Today, Stan and Janetta produce and process around 200 pounds of alpaca fiber each year. In addition to their own fleeces, they also source fleeces from the Synergy Alpaca Alliance, an association of small alpaca farms focused on breeding animals that produce high quality fiber for the fashion industry. They sell their products at their annual Trunk Show, Alpaca Farm Days and a couple of retail stores in Door County, Wisconsin. Products currently available through the couple include ponchos, sweaters, hats, socks, buttons, scarfs, jewelry and yarn. All have a tag with their brand, “5milE” (Five Miles East) tag. This tag brings a distinctive aspect to the products, because it features who has been a part of each stage in the production of the item, ranging from the name of the alpaca that provided the fiber to the knitter who completed the piece.
The process starts in the spring when the alpacas are sheared. Everything sheared off of the alpacas is categorized into either firsts, seconds, or thirds, with each category going towards a different product. Firsts come from the area on the back and sides of the alpaca, are the highest quality, and will be used for yarn. Seconds come from the legs and neck of the alpaca, fall in between high and low quality, and will be used for felt. Thirds come from the belly area of the alpaca, are the lowest quality, and will go towards mulch or bird nesting. It takes approximately seven minutes to fully shear an alpaca.
“We send a test fiber to a lab to assist us with our breeding process,” says Stan. “This way we know if the fiber is good enough for clothes, and if it isn’t we can know who to breed them to in order to improve the fiber of their offspring.”

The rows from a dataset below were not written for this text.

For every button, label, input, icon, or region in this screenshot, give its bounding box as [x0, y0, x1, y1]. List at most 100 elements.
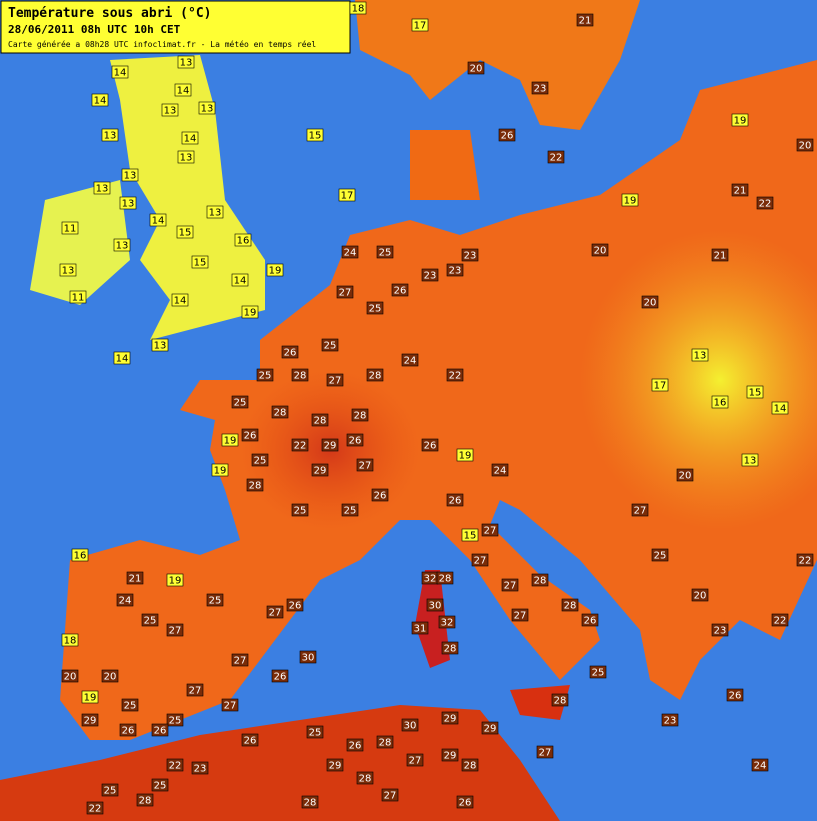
station-value: 23	[664, 716, 677, 727]
station: 22	[547, 150, 565, 164]
station-value: 29	[484, 724, 497, 735]
station-box	[349, 1, 367, 15]
station-value: 29	[324, 441, 337, 452]
station-value: 11	[64, 224, 77, 235]
station-box	[461, 528, 479, 542]
station-box	[126, 571, 144, 585]
station-value: 25	[369, 304, 382, 315]
station-value: 14	[114, 68, 127, 79]
station: 29	[441, 748, 459, 762]
station-box	[411, 621, 429, 635]
station-value: 27	[539, 748, 552, 759]
station-box	[441, 711, 459, 725]
station-value: 26	[244, 431, 257, 442]
station: 28	[436, 571, 454, 585]
station: 14	[111, 65, 129, 79]
station: 14	[113, 351, 131, 365]
station-value: 23	[534, 84, 547, 95]
station: 11	[61, 221, 79, 235]
station: 13	[101, 128, 119, 142]
station: 20	[641, 295, 659, 309]
station: 13	[119, 196, 137, 210]
station-box	[171, 293, 189, 307]
station-value: 28	[439, 574, 452, 585]
station: 25	[251, 453, 269, 467]
station: 23	[711, 623, 729, 637]
station-box	[211, 463, 229, 477]
station-value: 29	[444, 714, 457, 725]
station-value: 13	[62, 266, 75, 277]
station-value: 26	[424, 441, 437, 452]
station-value: 13	[104, 131, 117, 142]
station-box	[321, 338, 339, 352]
station-value: 28	[139, 796, 152, 807]
station: 13	[121, 168, 139, 182]
mainland	[60, 60, 817, 740]
station: 25	[589, 665, 607, 679]
station-box	[166, 573, 184, 587]
station-box	[149, 213, 167, 227]
station: 22	[166, 758, 184, 772]
station-box	[326, 758, 344, 772]
station-box	[286, 598, 304, 612]
station-box	[561, 598, 579, 612]
station-value: 28	[249, 481, 262, 492]
station: 28	[246, 478, 264, 492]
station-box	[231, 653, 249, 667]
station-box	[321, 438, 339, 452]
station: 21	[711, 248, 729, 262]
station-value: 25	[259, 371, 272, 382]
station: 27	[221, 698, 239, 712]
station-value: 27	[329, 376, 342, 387]
station-box	[346, 738, 364, 752]
station-box	[231, 395, 249, 409]
station-box	[547, 150, 565, 164]
station: 15	[306, 128, 324, 142]
station-value: 28	[464, 761, 477, 772]
station-value: 22	[169, 761, 182, 772]
station-box	[726, 688, 744, 702]
station-box	[326, 373, 344, 387]
station-box	[346, 433, 364, 447]
station: 14	[149, 213, 167, 227]
station-value: 28	[274, 408, 287, 419]
station-box	[121, 168, 139, 182]
station: 13	[691, 348, 709, 362]
station-value: 27	[339, 288, 352, 299]
corsica-sardinia	[415, 570, 450, 668]
station-value: 14	[116, 354, 129, 365]
station-box	[641, 295, 659, 309]
station-value: 20	[470, 64, 483, 75]
station-value: 26	[274, 672, 287, 683]
station-value: 25	[379, 248, 392, 259]
station: 14	[91, 93, 109, 107]
station-box	[498, 128, 516, 142]
station-box	[121, 698, 139, 712]
station: 25	[306, 725, 324, 739]
station-value: 20	[694, 591, 707, 602]
station-box	[651, 548, 669, 562]
station-box	[291, 503, 309, 517]
station: 26	[726, 688, 744, 702]
station-box	[441, 641, 459, 655]
station-box	[119, 196, 137, 210]
station: 13	[161, 103, 179, 117]
station: 15	[746, 385, 764, 399]
station-box	[266, 605, 284, 619]
station-value: 28	[304, 798, 317, 809]
station-box	[93, 181, 111, 195]
station-value: 13	[164, 106, 177, 117]
station-box	[356, 458, 374, 472]
station: 25	[141, 613, 159, 627]
station: 27	[336, 285, 354, 299]
station-box	[71, 548, 89, 562]
station-box	[371, 488, 389, 502]
station-box	[746, 385, 764, 399]
station-value: 30	[404, 721, 417, 732]
station-value: 24	[404, 356, 417, 367]
station-value: 14	[184, 134, 197, 145]
station: 13	[113, 238, 131, 252]
station-value: 26	[501, 131, 514, 142]
station: 15	[461, 528, 479, 542]
station-box	[401, 718, 419, 732]
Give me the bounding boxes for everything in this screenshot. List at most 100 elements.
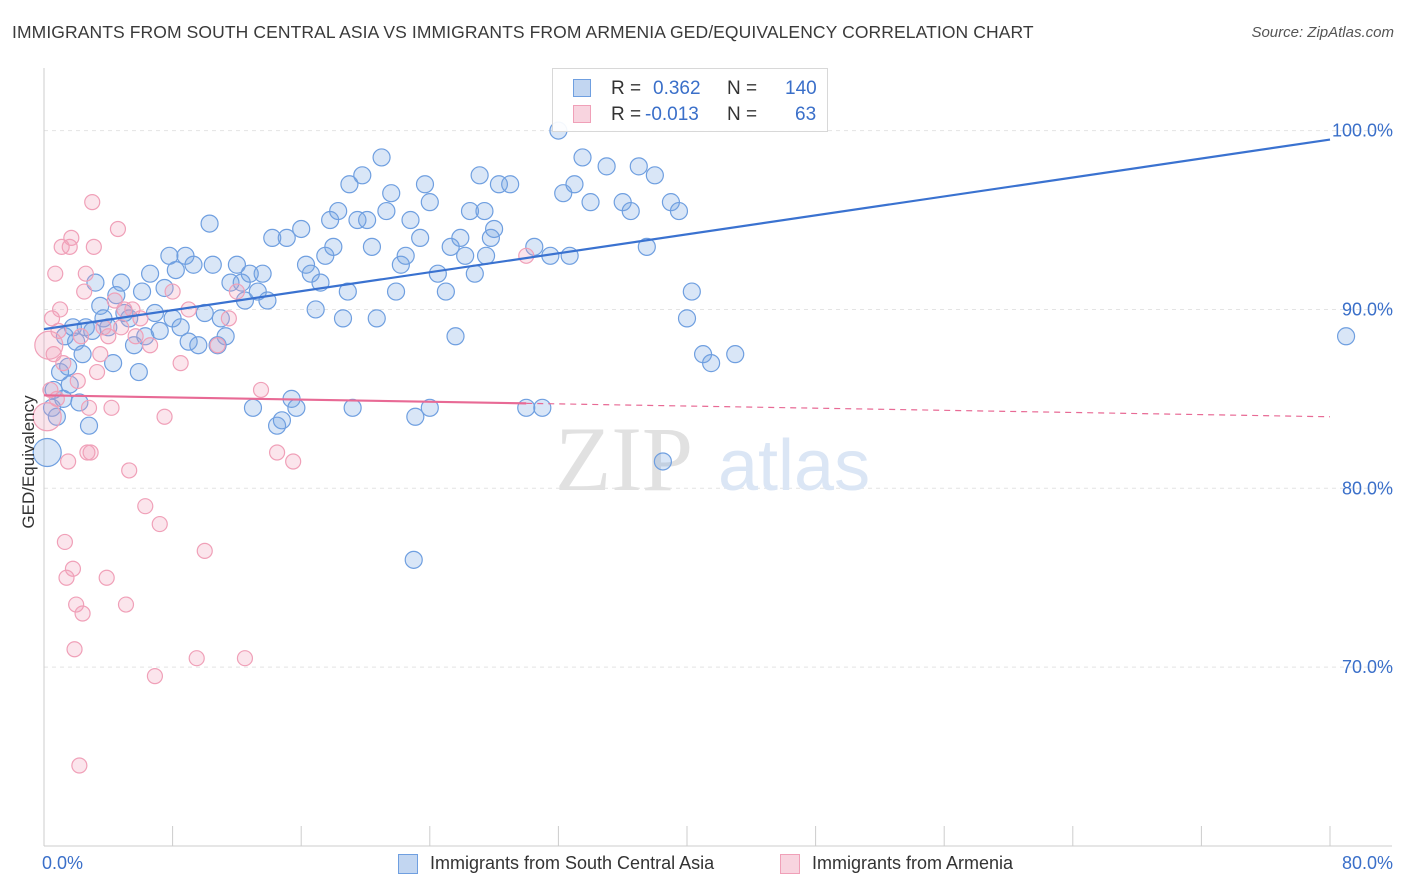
n-value: 140	[785, 78, 817, 99]
data-point	[485, 219, 504, 239]
trend-line-south-central-asia	[43, 138, 1331, 331]
data-point	[73, 345, 92, 364]
data-point	[451, 228, 470, 248]
data-point	[253, 264, 272, 283]
data-point	[184, 255, 203, 274]
legend-swatch-blue	[573, 79, 591, 97]
data-point	[629, 157, 648, 176]
data-point	[348, 210, 367, 230]
data-point	[80, 399, 98, 416]
data-point	[436, 282, 455, 301]
data-point	[533, 398, 552, 417]
watermark-atlas: atlas	[718, 426, 870, 506]
data-point	[141, 337, 159, 354]
trend-line-armenia-extrapolated	[526, 402, 1331, 418]
n-value: 63	[795, 104, 817, 125]
legend-label: Immigrants from South Central Asia	[430, 853, 715, 873]
data-point	[338, 282, 357, 301]
data-point	[460, 201, 480, 221]
watermark: ZIP atlas	[555, 408, 870, 510]
data-point	[43, 310, 61, 327]
data-point	[63, 229, 80, 247]
data-point	[104, 354, 123, 373]
data-point	[456, 246, 475, 265]
data-point	[292, 219, 311, 239]
data-point	[296, 255, 316, 274]
data-point	[404, 550, 423, 569]
data-point	[501, 175, 520, 194]
series-south-central-asia	[32, 121, 1356, 569]
n-label: N =	[727, 78, 758, 99]
data-point	[140, 264, 160, 283]
data-point	[196, 542, 213, 559]
data-point	[597, 157, 616, 176]
data-point	[209, 337, 226, 354]
data-point	[702, 354, 721, 373]
data-point	[132, 282, 152, 301]
r-value: -0.013	[645, 104, 699, 125]
data-point	[98, 569, 115, 586]
data-point	[171, 318, 190, 337]
data-point	[306, 300, 325, 319]
data-point	[166, 261, 185, 280]
data-point	[621, 201, 640, 221]
data-point	[411, 228, 430, 248]
data-point	[164, 283, 181, 300]
data-point	[146, 667, 164, 685]
data-point	[155, 278, 174, 298]
data-point	[113, 319, 130, 336]
data-point	[329, 201, 348, 221]
data-point	[645, 166, 664, 185]
data-point	[88, 363, 106, 381]
data-point	[109, 220, 127, 238]
data-point	[70, 393, 89, 412]
data-point	[677, 309, 697, 328]
data-point	[227, 255, 246, 274]
data-point	[64, 560, 82, 577]
stats-legend: R = 0.362 N = 140 R = -0.013 N = 63	[552, 68, 828, 132]
trend-line-armenia	[43, 394, 527, 405]
data-point	[60, 375, 79, 394]
data-point	[243, 398, 263, 417]
data-point	[82, 444, 99, 461]
data-point	[517, 398, 536, 417]
y-tick-label: 100.0%	[1332, 121, 1393, 141]
data-point	[188, 650, 205, 667]
data-point	[470, 166, 489, 185]
r-label: R =	[611, 78, 642, 99]
chart-title: IMMIGRANTS FROM SOUTH CENTRAL ASIA VS IM…	[12, 22, 1034, 42]
data-point	[228, 283, 245, 300]
data-point	[42, 381, 59, 399]
data-point	[669, 201, 689, 221]
data-point	[79, 416, 99, 435]
data-point	[32, 402, 62, 432]
data-point	[179, 332, 198, 351]
legend-swatch-pink	[573, 105, 591, 123]
data-point	[103, 399, 120, 416]
data-point	[396, 246, 415, 265]
data-point	[56, 533, 73, 551]
data-point	[263, 228, 282, 248]
data-point	[272, 411, 292, 430]
data-point	[48, 390, 65, 407]
data-point	[340, 175, 359, 194]
data-point	[55, 355, 72, 372]
data-point	[353, 166, 372, 185]
series-armenia	[32, 194, 535, 774]
data-point	[71, 757, 88, 774]
legend-swatch-pink	[780, 854, 800, 874]
data-point	[277, 228, 296, 248]
data-point	[428, 264, 447, 283]
data-point	[85, 238, 102, 255]
data-point	[100, 328, 117, 345]
data-point	[51, 301, 69, 318]
data-point	[367, 309, 386, 328]
data-point	[682, 282, 701, 301]
data-point	[58, 569, 75, 586]
data-point	[420, 398, 439, 417]
data-point	[406, 407, 425, 426]
data-point	[240, 264, 259, 283]
data-point	[268, 444, 286, 461]
data-point	[72, 328, 90, 345]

After being sheared, the fiber from each alpaca is stored in separate bags so the Bauers know who produced the fiber, and it can be expressed correctly on the tag of the final product. From there, the fleece has to be sorted by hand to pull out any unusable pieces. This process is done mainly by Janetta. After this, the fleece can be sent to the mill to be spun into yarn. The Bauer’s use a mill in Minnesota for yarn and rovings, and a mill in South Dakota their 100% alpaca color blends. Janetta continues her love for spinning, using the rovings and color blends at home to spin.
“The finer the thread I spin, the longer it takes,” says Janetta, “The finest thread I do, called fingering, takes about five hours to make a spindle.”
It takes about three months to receive the finished yarn back from the mills. Once received back, there is a staff of five part-time knitters, plus Janetta, that create the finished products. Some of the yarn is left for purchase for those who wish to knit their own.
“We like alpaca fiber because it has no lanolin, so it doesn’t have to be washed with chemicals and makes it more environmentally friendly,” says Stan.
“It’s also incredibly soft,” Janetta says as she strokes six-month old baby Adagio. The rest of the herd quietly hums as they finished their supper. Stan and Janetta watched over them with soft smiles, truly embracing the country life.